Para estimar os impactos do câncer de intestino para a economia do País, os pesquisadores analisaram dados de mortalidade do DataSUS (Departamento de Informática do Sistema Único de Saúde). Com o uso de modelos, os especialistas estimaram o número de mortes pela doença e o tempo de vida perdido devido ao óbito precoce.

“Com base nos dados do IBGE, da PNAD contínua, calculamos em algumas projeções o quanto essas pessoas deixariam de receber em termos de trabalho. Fizemos as estimativas para a população brasileira como um todo, considerando valores de salário”, explicou Marianna. “Considerando os impactos do câncer colorretal para essa década, de 2021 a 2030, seriam 6 milhões de anos de vida perdidos somando todas essas mortes e o tempo que essas pessoas deixaram de viver”, completou.

De acordo com a análise, as perdas econômicas em produtividade, por óbito, chegarão a US$ 12,7 bilhões (cerca de R$ 24 bilhões à época da pesquisa), na mesma década. A estimativa foi feita usando a paridade do poder de compra, uma conversão que permite comparações entre países, que na época era de R$ 1,95.

Intestino

O câncer de intestino é associado aos tumores que atingem desde a parte do intestino grosso chamada cólon e no reto, que é a estrutura final do intestino próxima ao ânus. Por isso, ele também é chamado de câncer de cólon e reto ou colorretal.

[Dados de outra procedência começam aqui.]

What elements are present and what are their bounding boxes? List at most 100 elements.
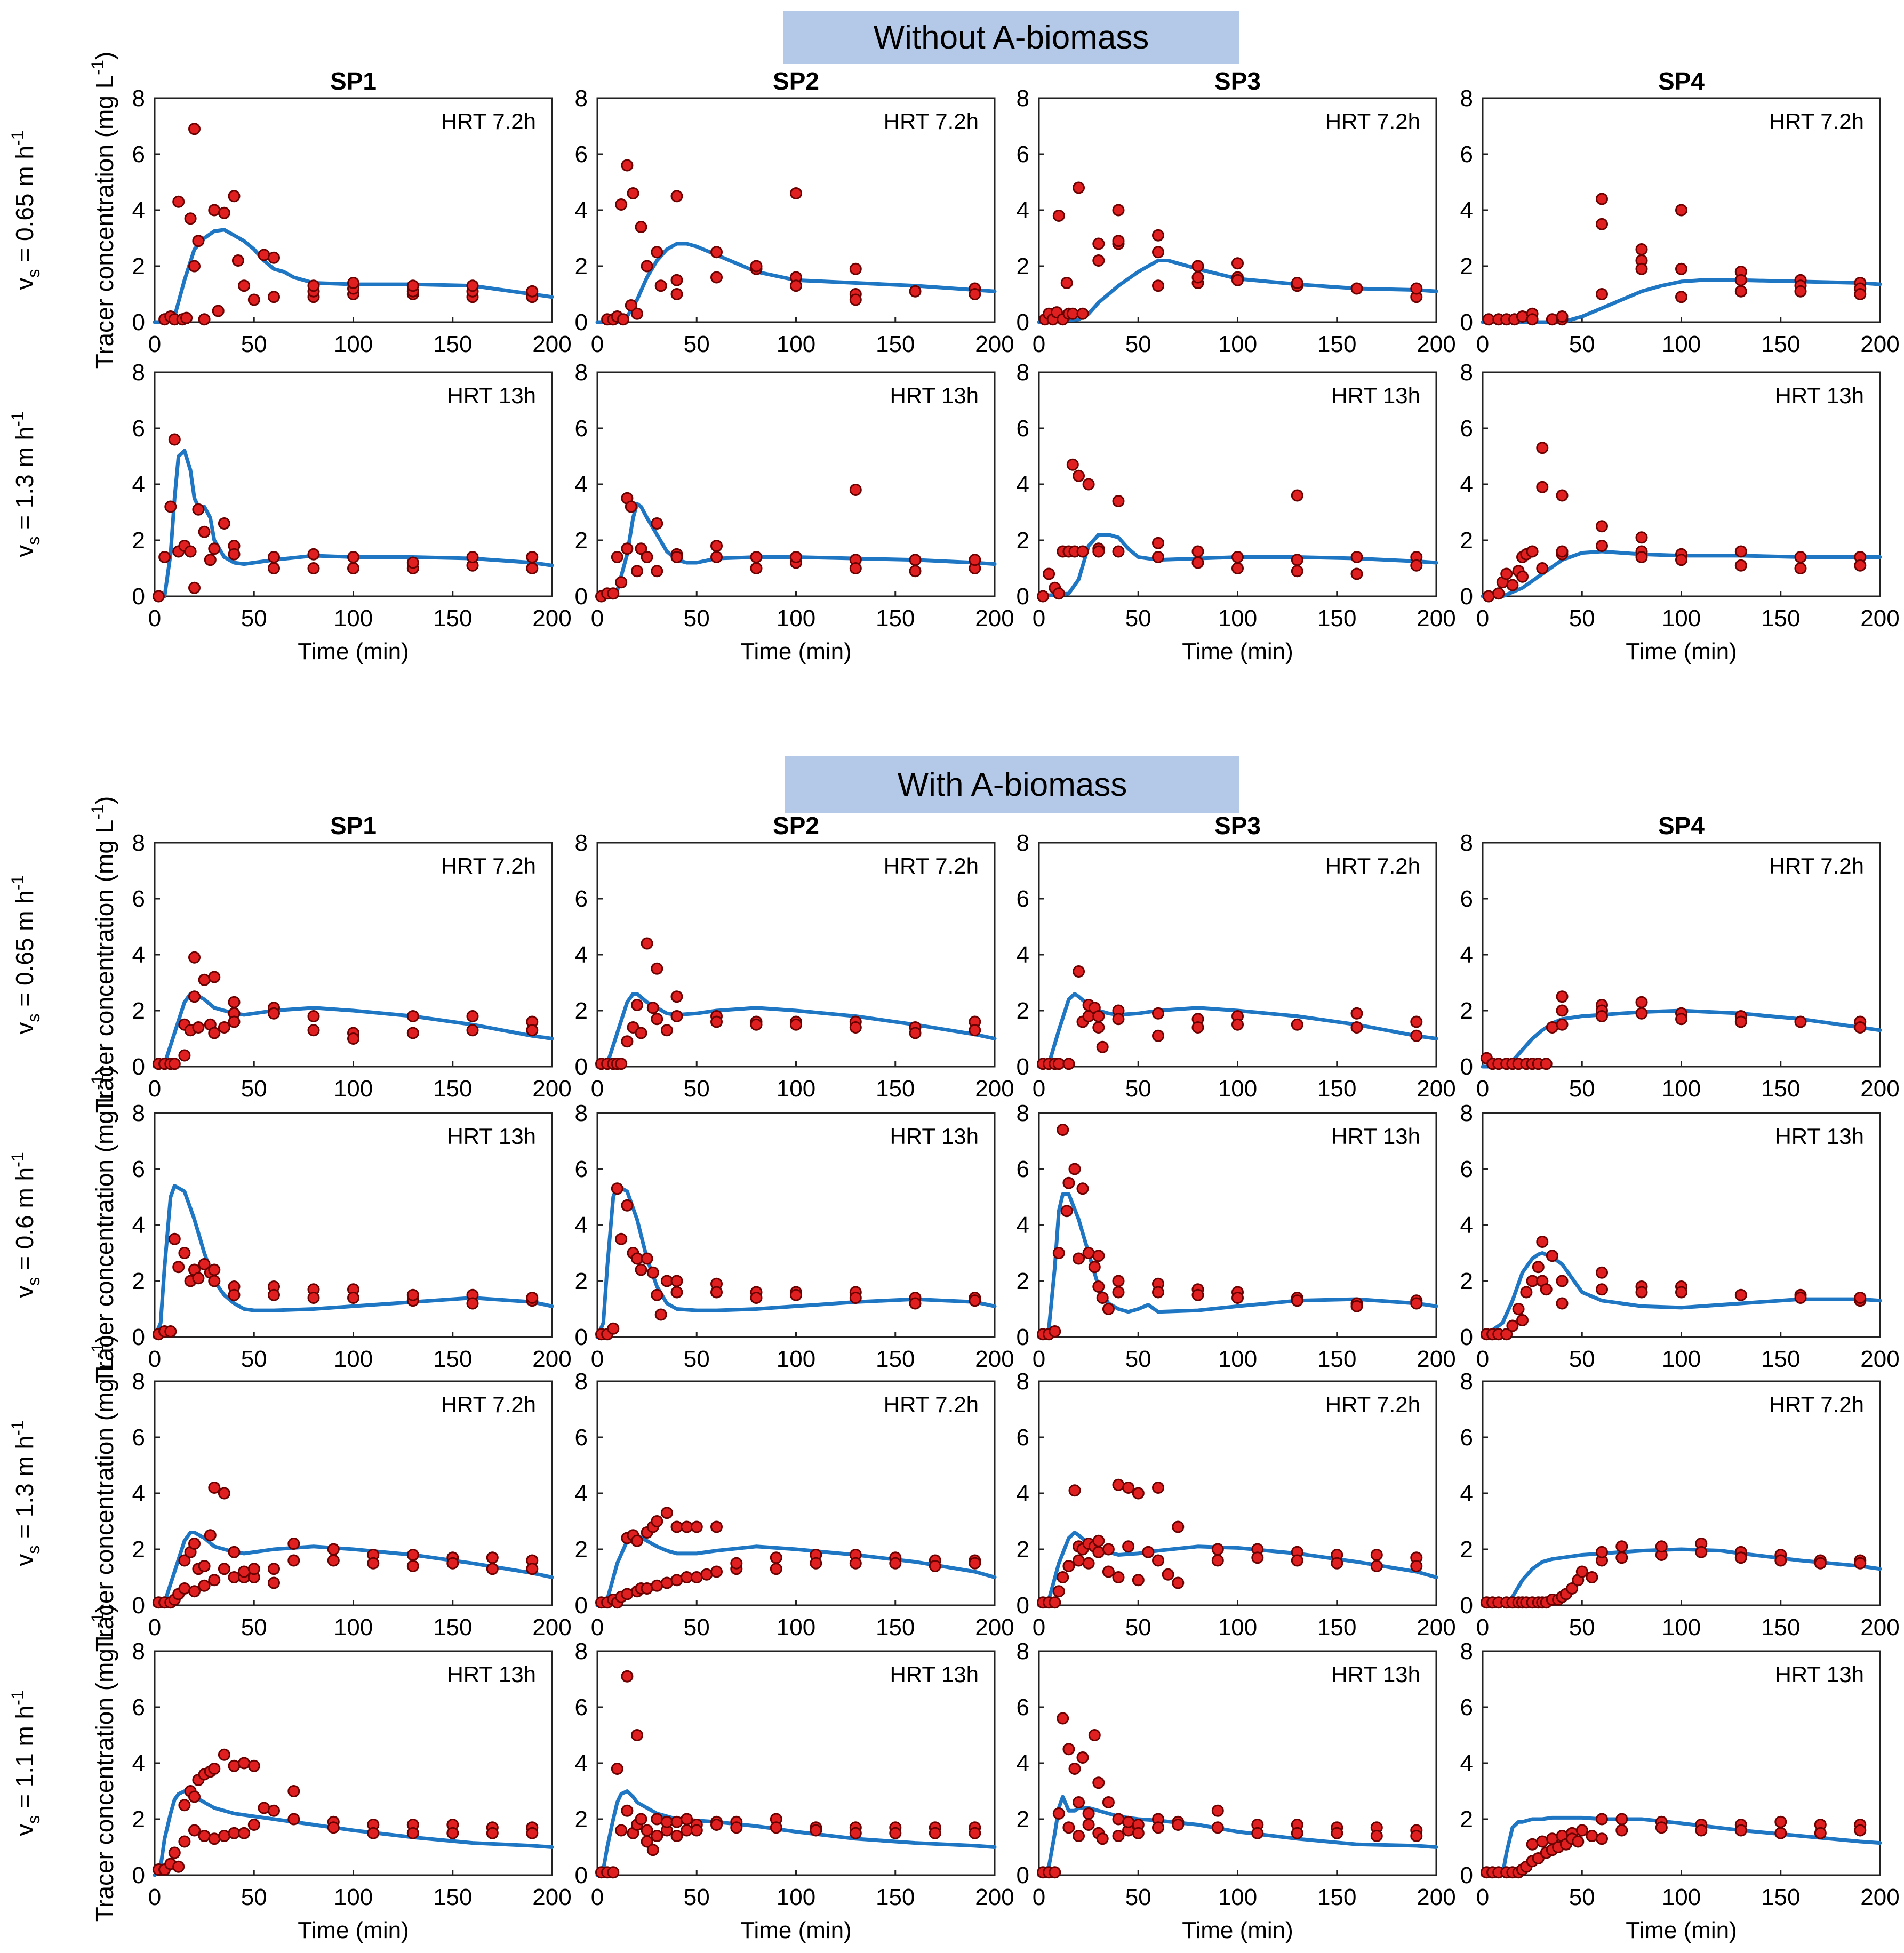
panel-r4-c0-data-point [446,1557,459,1570]
panel-r1-c0-xtick-label: 50 [241,605,267,631]
panel-r0-c0-xtick-label: 150 [433,331,472,357]
panel-r2-c2-xtick-label: 100 [1218,1076,1257,1102]
panel-r1-c3-data-point [1794,551,1807,563]
panel-r0-c0-column-title: SP1 [330,67,377,95]
panel-r5-c0-xtick-label: 150 [433,1884,472,1910]
panel-r1-c1-ytick-label: 8 [575,359,588,386]
panel-r4-c0-data-point [198,1560,211,1572]
panel-r0-c0-data-point [268,251,280,264]
panel-r4-c1-data-point [710,1565,723,1578]
panel-r4-c0-hrt-annotation: HRT 7.2h [441,1392,536,1417]
panel-r1-c3-data-point [1536,481,1549,493]
panel-r1-c3-ytick-label: 2 [1460,527,1473,554]
panel-r2-c1-data-point [635,1027,647,1039]
panel-r2-c2-xtick-label: 150 [1317,1076,1356,1102]
panel-r5-c1-data-point [607,1866,620,1879]
panel-r1-c2-data-point [1037,590,1049,603]
panel-r4-c3-xtick-label: 100 [1662,1614,1701,1640]
panel-r0-c0-data-point [228,190,241,203]
panel-r2-c0-data-point [307,1024,320,1037]
panel-r1-c0-data-point [526,551,539,563]
panel-r2-c1-data-point [670,990,683,1003]
panel-r1-c3-data-point [1516,570,1529,583]
panel-r1-c3-ytick-label: 8 [1460,359,1473,386]
panel-r2-c0-data-point [466,1010,479,1022]
panel-r2-c2-data-point [1350,1007,1363,1020]
panel-r1-c1-data-point [631,565,643,578]
panel-r1-c0-data-point [347,562,359,574]
panel-r3-c3-data-point [1854,1292,1867,1304]
panel-r1-c3-data-point [1596,540,1608,552]
panel-r4-c0-data-point [268,1576,280,1589]
panel-r2-c0-data-point [198,973,211,986]
panel-r1-c0-data-point [307,548,320,561]
panel-r0-c2-model-line [1037,259,1438,324]
panel-r0-c1-data-point [670,190,683,203]
panel-r5-c2-data-point [1122,1815,1135,1828]
panel-r0-c2-xtick-label: 200 [1417,331,1455,357]
panel-r3-c2-xtick-label: 100 [1218,1346,1257,1372]
panel-r4-c2-data-point [1211,1543,1224,1556]
panel-r0-c2-data-point [1066,307,1079,320]
panel-r1-c3-data-point [1635,531,1648,544]
panel-r3-c2-data-point [1410,1297,1423,1310]
row-5-vs-label: vs = 1.1 m h-1 [8,1690,43,1836]
panel-r2-c0-data-point [188,990,201,1003]
panel-r5-c0-data-point [258,1802,270,1814]
panel-r2-c1-xtick-label: 150 [876,1076,915,1102]
panel-r4-c1-data-point [929,1560,941,1572]
panel-r4-c1-data-point [690,1571,703,1583]
panel-r0-c2-data-point [1410,282,1423,295]
panel-r1-c2-xtick-label: 100 [1218,605,1257,631]
panel-r4-c0-xtick-label: 150 [433,1614,472,1640]
panel-r3-c2-data-point [1052,1247,1065,1259]
panel-r3-c2-data-point [1096,1292,1109,1304]
panel-r4-c1-data-point [681,1571,693,1583]
panel-r4-c3-model-line [1481,1547,1882,1607]
panel-r5-c2-data-point [1291,1827,1303,1839]
panel-r4-c0-data-point [486,1563,499,1575]
panel-r0-c0-data-point [172,195,185,208]
panel-r2-c0-data-point [307,1010,320,1022]
panel-r0-c0-data-point [347,277,359,289]
panel-r4-c0-data-point [367,1557,380,1570]
panel-r1-c2-xtick-label: 200 [1417,605,1455,631]
panel-r4-c0-data-point [287,1554,300,1567]
panel-r4-c1-xtick-label: 50 [684,1614,710,1640]
panel-r3-c2-xtick-label: 0 [1033,1346,1045,1372]
panel-r3-c0-ytick-label: 4 [132,1212,145,1238]
panel-r0-c3-model-line [1481,278,1882,324]
panel-r4-c2-xtick-label: 50 [1125,1614,1151,1640]
panel-r1-c2-xtick-label: 0 [1033,605,1045,631]
panel-r0-c2-data-point [1191,271,1204,284]
panel-r5-c2-model-line [1037,1795,1438,1877]
panel-r2-c1-data-point [660,1024,673,1037]
panel-r0-c0-data-point [192,235,205,247]
panel-r4-c3-frame [1482,1380,1881,1606]
panel-r5-c0-ytick-label: 6 [132,1694,145,1720]
panel-r0-c3-ytick-label: 0 [1460,309,1473,335]
panel-r3-c1-ytick-label: 8 [575,1100,588,1126]
panel-r2-c3-xtick-label: 100 [1662,1076,1701,1102]
panel-r3-c0-ytick-label: 0 [132,1324,145,1350]
panel-r4-c0-xtick-label: 100 [334,1614,373,1640]
panel-r1-c1-data-point [790,551,802,563]
panel-r2-c2-xtick-label: 200 [1417,1076,1455,1102]
panel-r2-c1-data-point [849,1021,862,1034]
panel-r3-c2-ytick-label: 2 [1017,1268,1029,1294]
panel-r0-c1-data-point [641,260,653,273]
panel-r5-c1-data-point [660,1815,673,1828]
panel-r0-c0-xtick-label: 0 [148,331,161,357]
panel-r3-c2-ytick-label: 8 [1017,1100,1029,1126]
panel-r4-c1-frame [596,1380,996,1606]
panel-r0-c0-data-point [526,285,539,298]
panel-r1-c2-ytick-label: 2 [1017,527,1029,554]
panel-r1-c1-data-point [750,562,763,574]
panel-r4-c3-ytick-label: 0 [1460,1592,1473,1619]
panel-r3-c1-data-point [607,1322,620,1335]
panel-r2-c3-model-line [1481,1008,1882,1069]
panel-r4-c1-data-point [849,1557,862,1570]
panel-r5-c1-data-point [651,1830,663,1842]
panel-r1-c2-data-point [1073,469,1085,482]
panel-r2-c2-data-point [1410,1015,1423,1028]
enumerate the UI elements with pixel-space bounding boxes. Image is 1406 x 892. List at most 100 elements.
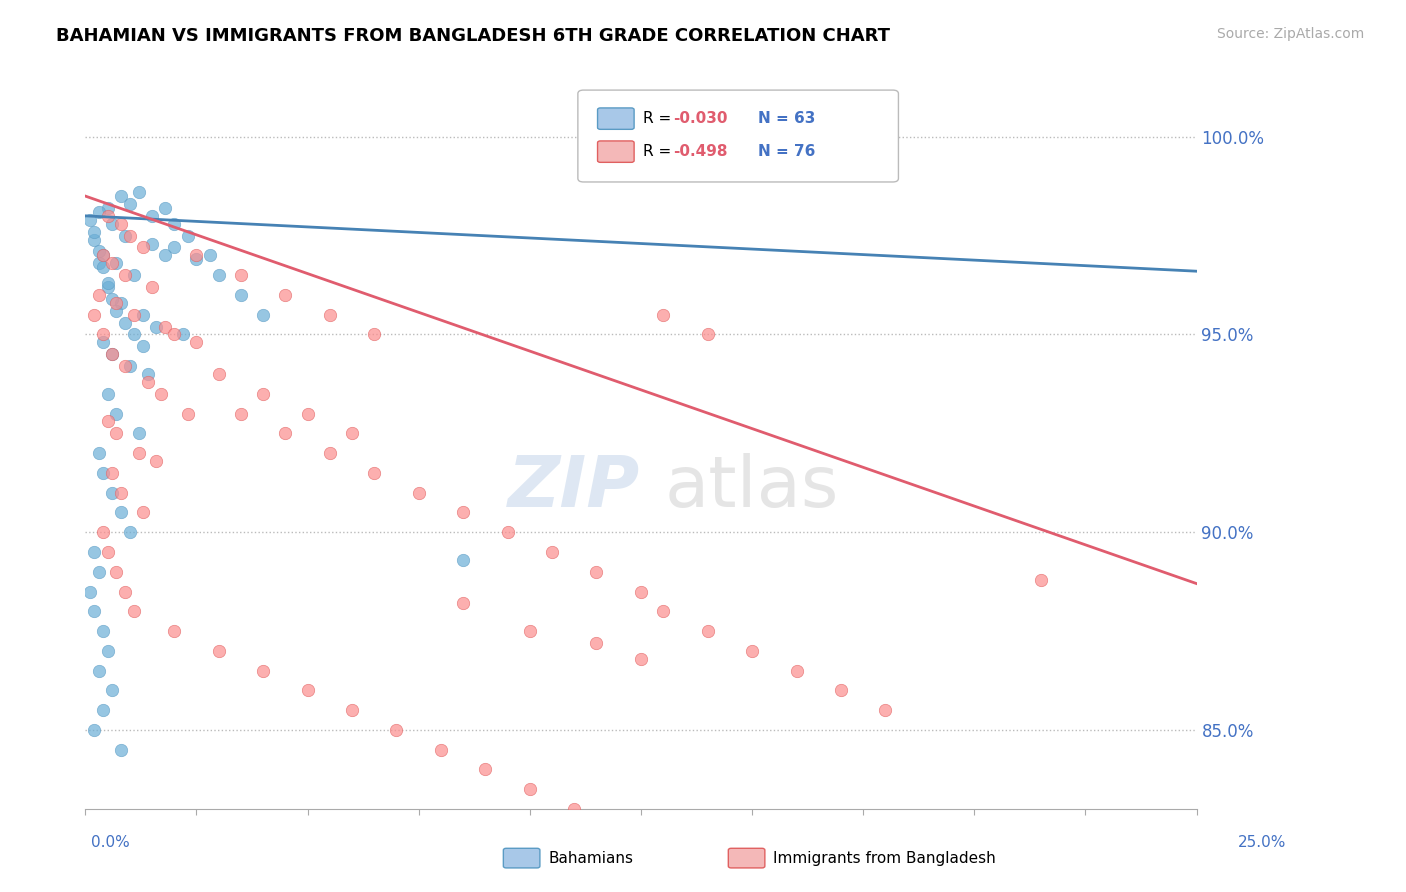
Point [101, 217, 124, 231]
Text: 25.0%: 25.0% [1239, 836, 1286, 850]
Point [340, 703, 363, 717]
Point [451, 505, 474, 519]
Point [198, 248, 221, 262]
Point [91, 248, 114, 262]
Point [96, 276, 118, 290]
Point [122, 308, 145, 322]
Point [101, 485, 124, 500]
Point [91, 335, 114, 350]
Text: R =: R = [643, 112, 676, 126]
Point [145, 319, 167, 334]
Point [132, 308, 155, 322]
Point [91, 327, 114, 342]
Point [696, 327, 718, 342]
Point [229, 407, 252, 421]
Point [105, 256, 128, 270]
Point [430, 742, 453, 756]
Point [132, 240, 155, 254]
Point [118, 359, 141, 373]
Point [83, 545, 105, 559]
Point [297, 683, 319, 698]
Point [105, 426, 128, 441]
Point [562, 802, 585, 816]
Point [141, 209, 163, 223]
Point [163, 240, 186, 254]
Point [363, 327, 385, 342]
Text: 0.0%: 0.0% [91, 836, 131, 850]
Point [149, 386, 172, 401]
Point [101, 683, 124, 698]
Point [541, 545, 564, 559]
Point [87, 446, 110, 460]
Point [110, 189, 132, 203]
Point [630, 651, 652, 665]
Point [101, 256, 124, 270]
Point [96, 209, 118, 223]
Point [83, 225, 105, 239]
Point [252, 664, 274, 678]
Point [385, 723, 408, 737]
Point [136, 367, 159, 381]
Point [122, 327, 145, 342]
Point [128, 446, 150, 460]
Point [96, 415, 118, 429]
Point [252, 308, 274, 322]
Point [176, 407, 198, 421]
Point [132, 339, 155, 353]
Text: Bahamians: Bahamians [548, 851, 633, 865]
Point [87, 256, 110, 270]
Point [786, 664, 808, 678]
Point [96, 280, 118, 294]
Text: -0.498: -0.498 [673, 145, 728, 159]
Point [105, 296, 128, 310]
Point [83, 604, 105, 618]
Text: N = 63: N = 63 [758, 112, 815, 126]
Point [163, 217, 186, 231]
Point [830, 683, 852, 698]
Point [875, 703, 897, 717]
Point [741, 644, 763, 658]
Point [274, 288, 297, 302]
Point [630, 584, 652, 599]
Point [408, 485, 430, 500]
Point [87, 288, 110, 302]
Point [155, 201, 177, 215]
Point [145, 454, 167, 468]
Point [114, 316, 136, 330]
Point [585, 636, 607, 650]
Text: Immigrants from Bangladesh: Immigrants from Bangladesh [773, 851, 995, 865]
Point [229, 288, 252, 302]
Point [122, 604, 145, 618]
Point [110, 217, 132, 231]
Point [141, 280, 163, 294]
Point [496, 525, 519, 540]
Point [79, 212, 101, 227]
Text: atlas: atlas [665, 452, 839, 522]
Point [155, 319, 177, 334]
Point [91, 248, 114, 262]
Point [519, 782, 541, 797]
Point [87, 205, 110, 219]
Point [91, 466, 114, 480]
Point [110, 296, 132, 310]
Point [101, 466, 124, 480]
Point [118, 228, 141, 243]
Point [128, 426, 150, 441]
Point [96, 644, 118, 658]
Point [91, 703, 114, 717]
Point [208, 644, 231, 658]
Point [83, 233, 105, 247]
Point [652, 308, 675, 322]
Point [114, 584, 136, 599]
Point [363, 466, 385, 480]
Point [128, 185, 150, 199]
Point [340, 426, 363, 441]
Point [132, 505, 155, 519]
Point [114, 228, 136, 243]
Point [252, 386, 274, 401]
Point [274, 426, 297, 441]
Point [105, 407, 128, 421]
Point [101, 347, 124, 361]
Point [122, 268, 145, 282]
Point [105, 303, 128, 318]
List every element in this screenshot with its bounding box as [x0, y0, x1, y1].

Marianna Cancela explica que os sintomas do câncer de intestino podem ser confundidos com os de outras doenças. Os sinais mais frequentes são sangue nas fezes, alteração do hábito intestinal, como diarreia e prisão de ventre, dor ou desconforto abdominal, fraqueza e anemia, perda de peso sem causa aparente, alteração na forma das fezes e a presença de nódulos na região abdominal.

O diagnóstico pode ser realizado a partir da biópsia, que consiste na retirada de fragmentos de tecido para análise. A coleta da amostra é feita por meio de um aparelho introduzido pelo reto, chamado endoscópio.

O tratamento é eficaz e pode levar à cura, principalmente quando o diagnóstico é realizado na fase inicial e a doença ainda não se espalhou para outros órgãos. Além da cirurgia, podem ser necessárias sessões de radioterapia ou quimioterapia.

“Estratégias de prevenção primária voltadas à promoção da alimentação saudável, manutenção de peso corporal adequado, prática de atividade física regular, redução do consumo de bebidas alcoólicas e interrupção do uso do tabaco têm grande potencial de reduzir os gastos associados com o câncer colorretal no Brasil”, ressaltou Liz Almeida, chefe da Coordenação de Prevenção e Vigilância do Inca.